NU Online News Service, Dec. 22, 12:58 p.m. EST?Insurers that may potentially be on the hook for about half of Halliburton Co.’s proposed $4 billion asbestos settlement have accused the Houston, Texas-based energy services company of misusing Chapter 11 bankruptcy proceedings to resolve its asbestos problems.[@@]

In court papers filed in federal Bankruptcy Court in Pittsburgh, insurers, led by ACE U.S.A., based in Philadelphia, and Hartford Accident and Indemnity Co., a subsidiary of Hartford, Conn.-based The Hartford Financial Services Group, argue that “a financially healthy company which admittedly is able to pay all of its existing and projected debts may not file bankruptcy to boost its stock price or gain a tactical advantage in litigation.”

The bankruptcy applies to the several Halliburton units against which asbestos claims have been filed, including Kellogg Brown & Root and Dresser Industries, but not to Halliburton, the parent company.

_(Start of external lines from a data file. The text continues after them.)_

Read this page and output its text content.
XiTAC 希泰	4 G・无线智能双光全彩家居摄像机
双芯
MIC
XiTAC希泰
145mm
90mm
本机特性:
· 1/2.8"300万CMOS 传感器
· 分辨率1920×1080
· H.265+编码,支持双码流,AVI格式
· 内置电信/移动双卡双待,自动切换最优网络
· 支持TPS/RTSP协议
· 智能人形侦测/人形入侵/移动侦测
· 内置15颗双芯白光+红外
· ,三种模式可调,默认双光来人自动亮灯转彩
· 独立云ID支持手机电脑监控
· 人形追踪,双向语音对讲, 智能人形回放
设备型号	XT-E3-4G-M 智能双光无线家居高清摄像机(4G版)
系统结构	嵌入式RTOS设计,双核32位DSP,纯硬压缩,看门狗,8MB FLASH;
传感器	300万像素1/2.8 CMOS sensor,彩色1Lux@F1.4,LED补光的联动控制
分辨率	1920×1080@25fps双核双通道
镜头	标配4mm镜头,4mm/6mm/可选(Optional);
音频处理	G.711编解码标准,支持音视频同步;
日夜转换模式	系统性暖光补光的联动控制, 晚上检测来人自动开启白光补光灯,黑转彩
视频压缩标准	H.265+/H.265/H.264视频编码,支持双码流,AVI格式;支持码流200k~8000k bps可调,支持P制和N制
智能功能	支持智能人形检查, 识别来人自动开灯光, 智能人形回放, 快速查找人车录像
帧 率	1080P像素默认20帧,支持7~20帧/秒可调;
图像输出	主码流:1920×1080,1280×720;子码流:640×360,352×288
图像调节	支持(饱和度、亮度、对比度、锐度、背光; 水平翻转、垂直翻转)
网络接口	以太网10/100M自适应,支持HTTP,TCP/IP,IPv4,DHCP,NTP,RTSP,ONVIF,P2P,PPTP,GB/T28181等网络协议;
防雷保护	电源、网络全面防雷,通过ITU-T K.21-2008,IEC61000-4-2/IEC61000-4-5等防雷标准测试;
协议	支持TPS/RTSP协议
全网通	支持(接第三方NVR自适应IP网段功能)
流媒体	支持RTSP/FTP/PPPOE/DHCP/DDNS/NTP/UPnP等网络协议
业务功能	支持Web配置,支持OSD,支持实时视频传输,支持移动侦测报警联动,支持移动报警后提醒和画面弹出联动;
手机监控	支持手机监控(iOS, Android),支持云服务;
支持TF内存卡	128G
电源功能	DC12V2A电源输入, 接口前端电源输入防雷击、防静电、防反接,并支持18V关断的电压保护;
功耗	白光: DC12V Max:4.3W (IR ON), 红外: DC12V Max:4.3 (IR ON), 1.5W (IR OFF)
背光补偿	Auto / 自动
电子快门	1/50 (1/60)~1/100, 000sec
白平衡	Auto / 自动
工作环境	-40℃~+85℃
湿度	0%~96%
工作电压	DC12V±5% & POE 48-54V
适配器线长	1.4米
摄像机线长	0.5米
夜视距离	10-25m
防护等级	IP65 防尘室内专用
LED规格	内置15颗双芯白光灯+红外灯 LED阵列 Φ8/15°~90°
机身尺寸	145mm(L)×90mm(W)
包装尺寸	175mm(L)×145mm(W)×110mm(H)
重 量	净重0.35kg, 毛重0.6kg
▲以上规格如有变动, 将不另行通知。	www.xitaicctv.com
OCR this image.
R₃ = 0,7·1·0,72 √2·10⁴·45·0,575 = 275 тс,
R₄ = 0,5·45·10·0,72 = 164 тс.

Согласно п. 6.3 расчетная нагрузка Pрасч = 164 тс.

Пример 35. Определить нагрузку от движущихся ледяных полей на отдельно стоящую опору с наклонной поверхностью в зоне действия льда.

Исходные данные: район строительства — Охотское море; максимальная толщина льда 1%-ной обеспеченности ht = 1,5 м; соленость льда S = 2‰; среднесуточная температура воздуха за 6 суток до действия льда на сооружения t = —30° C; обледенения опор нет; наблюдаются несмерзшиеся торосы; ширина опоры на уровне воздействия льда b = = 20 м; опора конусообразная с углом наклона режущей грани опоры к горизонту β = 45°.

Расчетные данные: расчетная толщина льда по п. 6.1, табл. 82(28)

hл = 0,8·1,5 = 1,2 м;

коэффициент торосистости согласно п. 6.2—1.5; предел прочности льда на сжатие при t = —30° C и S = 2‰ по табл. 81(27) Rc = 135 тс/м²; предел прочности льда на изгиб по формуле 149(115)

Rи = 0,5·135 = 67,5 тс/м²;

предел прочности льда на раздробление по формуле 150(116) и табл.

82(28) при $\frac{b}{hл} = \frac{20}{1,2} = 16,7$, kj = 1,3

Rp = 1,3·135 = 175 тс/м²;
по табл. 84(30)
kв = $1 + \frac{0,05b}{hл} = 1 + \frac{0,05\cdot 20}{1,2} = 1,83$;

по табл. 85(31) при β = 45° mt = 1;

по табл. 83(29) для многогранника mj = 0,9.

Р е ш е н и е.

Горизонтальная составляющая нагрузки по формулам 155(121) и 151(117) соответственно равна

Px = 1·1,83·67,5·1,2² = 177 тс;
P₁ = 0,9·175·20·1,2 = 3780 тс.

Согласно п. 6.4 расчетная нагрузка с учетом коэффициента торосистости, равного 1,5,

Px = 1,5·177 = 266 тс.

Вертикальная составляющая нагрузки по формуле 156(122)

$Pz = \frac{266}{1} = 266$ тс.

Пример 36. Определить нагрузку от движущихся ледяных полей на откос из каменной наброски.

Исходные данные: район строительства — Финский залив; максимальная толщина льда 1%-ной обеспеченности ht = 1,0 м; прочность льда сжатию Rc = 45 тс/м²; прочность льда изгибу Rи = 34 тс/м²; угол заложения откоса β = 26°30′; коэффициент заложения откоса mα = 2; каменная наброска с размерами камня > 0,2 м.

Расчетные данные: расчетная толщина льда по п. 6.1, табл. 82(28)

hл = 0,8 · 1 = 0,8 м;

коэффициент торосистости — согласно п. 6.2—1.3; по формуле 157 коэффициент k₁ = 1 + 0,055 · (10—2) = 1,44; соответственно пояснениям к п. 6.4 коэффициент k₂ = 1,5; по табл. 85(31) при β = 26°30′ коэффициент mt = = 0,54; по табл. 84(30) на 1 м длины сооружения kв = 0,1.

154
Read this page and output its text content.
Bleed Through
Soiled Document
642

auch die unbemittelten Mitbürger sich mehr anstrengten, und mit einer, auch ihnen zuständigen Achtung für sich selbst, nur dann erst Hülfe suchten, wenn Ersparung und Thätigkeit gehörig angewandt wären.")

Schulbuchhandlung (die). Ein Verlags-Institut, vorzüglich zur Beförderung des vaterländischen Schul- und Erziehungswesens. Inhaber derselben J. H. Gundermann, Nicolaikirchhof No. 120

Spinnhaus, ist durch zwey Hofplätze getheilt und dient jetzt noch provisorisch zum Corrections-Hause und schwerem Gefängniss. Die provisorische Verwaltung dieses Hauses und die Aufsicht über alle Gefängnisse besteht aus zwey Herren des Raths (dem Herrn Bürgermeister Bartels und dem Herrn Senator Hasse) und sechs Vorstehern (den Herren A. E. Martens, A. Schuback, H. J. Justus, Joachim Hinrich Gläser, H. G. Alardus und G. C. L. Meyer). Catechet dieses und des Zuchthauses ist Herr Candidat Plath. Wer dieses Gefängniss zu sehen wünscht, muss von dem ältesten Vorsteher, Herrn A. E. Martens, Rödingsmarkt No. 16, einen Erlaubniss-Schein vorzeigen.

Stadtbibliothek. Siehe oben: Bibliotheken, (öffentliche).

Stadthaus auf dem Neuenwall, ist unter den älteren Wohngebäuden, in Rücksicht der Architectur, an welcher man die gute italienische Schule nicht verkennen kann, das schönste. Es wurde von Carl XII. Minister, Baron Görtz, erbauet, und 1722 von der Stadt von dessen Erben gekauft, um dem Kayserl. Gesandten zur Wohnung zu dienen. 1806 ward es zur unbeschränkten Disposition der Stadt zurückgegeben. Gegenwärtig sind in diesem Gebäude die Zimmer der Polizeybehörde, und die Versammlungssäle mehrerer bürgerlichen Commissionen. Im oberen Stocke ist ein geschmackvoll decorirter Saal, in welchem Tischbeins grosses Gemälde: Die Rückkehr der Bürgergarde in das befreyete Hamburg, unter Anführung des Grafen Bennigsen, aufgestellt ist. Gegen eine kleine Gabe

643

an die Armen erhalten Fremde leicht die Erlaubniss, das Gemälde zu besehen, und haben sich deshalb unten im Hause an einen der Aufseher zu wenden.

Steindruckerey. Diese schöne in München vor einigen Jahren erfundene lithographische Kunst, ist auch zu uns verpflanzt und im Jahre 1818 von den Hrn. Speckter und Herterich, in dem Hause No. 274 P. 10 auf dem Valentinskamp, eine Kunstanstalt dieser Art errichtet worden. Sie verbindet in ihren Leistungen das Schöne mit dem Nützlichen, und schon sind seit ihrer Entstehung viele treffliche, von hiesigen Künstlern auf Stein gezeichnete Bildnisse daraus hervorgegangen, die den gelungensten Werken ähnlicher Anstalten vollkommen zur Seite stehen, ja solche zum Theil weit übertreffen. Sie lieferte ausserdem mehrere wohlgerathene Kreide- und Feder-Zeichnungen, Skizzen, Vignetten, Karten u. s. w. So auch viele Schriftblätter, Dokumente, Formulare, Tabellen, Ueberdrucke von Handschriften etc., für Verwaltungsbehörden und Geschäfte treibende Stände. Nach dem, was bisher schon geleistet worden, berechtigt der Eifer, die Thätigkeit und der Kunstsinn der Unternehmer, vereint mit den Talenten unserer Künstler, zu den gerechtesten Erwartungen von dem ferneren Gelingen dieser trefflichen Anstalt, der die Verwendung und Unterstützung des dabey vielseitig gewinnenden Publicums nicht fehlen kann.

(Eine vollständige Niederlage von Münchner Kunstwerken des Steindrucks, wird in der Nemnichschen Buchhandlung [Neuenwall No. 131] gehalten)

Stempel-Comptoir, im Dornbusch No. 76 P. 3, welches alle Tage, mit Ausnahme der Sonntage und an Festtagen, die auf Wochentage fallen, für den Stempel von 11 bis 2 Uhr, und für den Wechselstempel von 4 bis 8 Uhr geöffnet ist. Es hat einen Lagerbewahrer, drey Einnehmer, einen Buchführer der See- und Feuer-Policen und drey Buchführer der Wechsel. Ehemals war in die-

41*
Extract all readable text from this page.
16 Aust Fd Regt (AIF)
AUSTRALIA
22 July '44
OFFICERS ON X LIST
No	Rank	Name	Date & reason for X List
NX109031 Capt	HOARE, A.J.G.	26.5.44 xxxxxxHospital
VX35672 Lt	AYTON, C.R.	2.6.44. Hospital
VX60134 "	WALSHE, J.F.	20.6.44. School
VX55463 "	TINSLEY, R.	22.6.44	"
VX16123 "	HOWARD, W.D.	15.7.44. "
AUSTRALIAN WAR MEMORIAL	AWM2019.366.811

In court papers, insurers accused Halliburton of “misusing the bankruptcy laws” because the company allegedly has more than enough funds to pay all its asbestos claims. The insurers also claim that Halliburton agreed to pay too much for more than 400,000 pending claims covered by the settlement and that the overpayments would “drain the trust fund and shortchange future plaintiffs.”

Attorneys for Halliburton, in their reply brief, noted that the insurers should not have a voice in the bankruptcy proceedings because they did not put up any of the $4 billion used to fund the asbestos settlement.

The insurers pointed out that Halliburton has indicated that it expects to obtain insurance company reimbursement for approximately half the amount in the fund, a point Halliburton does not dispute.

Halliburton’s attorneys labeled the insurers’ objections to the settlement and bankruptcy as a “delay tactic.” The brief noted that Halliburton has obtained the consent of more than 98 percent of the asbestos and silica claimants to the settlement.

“Setting aside the legally deficient arguments made by the Certain Insurers, the Certain Insurers lack standing to even file their merit-less briefs,” the brief noted.

The bankruptcy judge must now decide whether the insurers have standing in the case and should therefore be allowed to participate in the proceedings.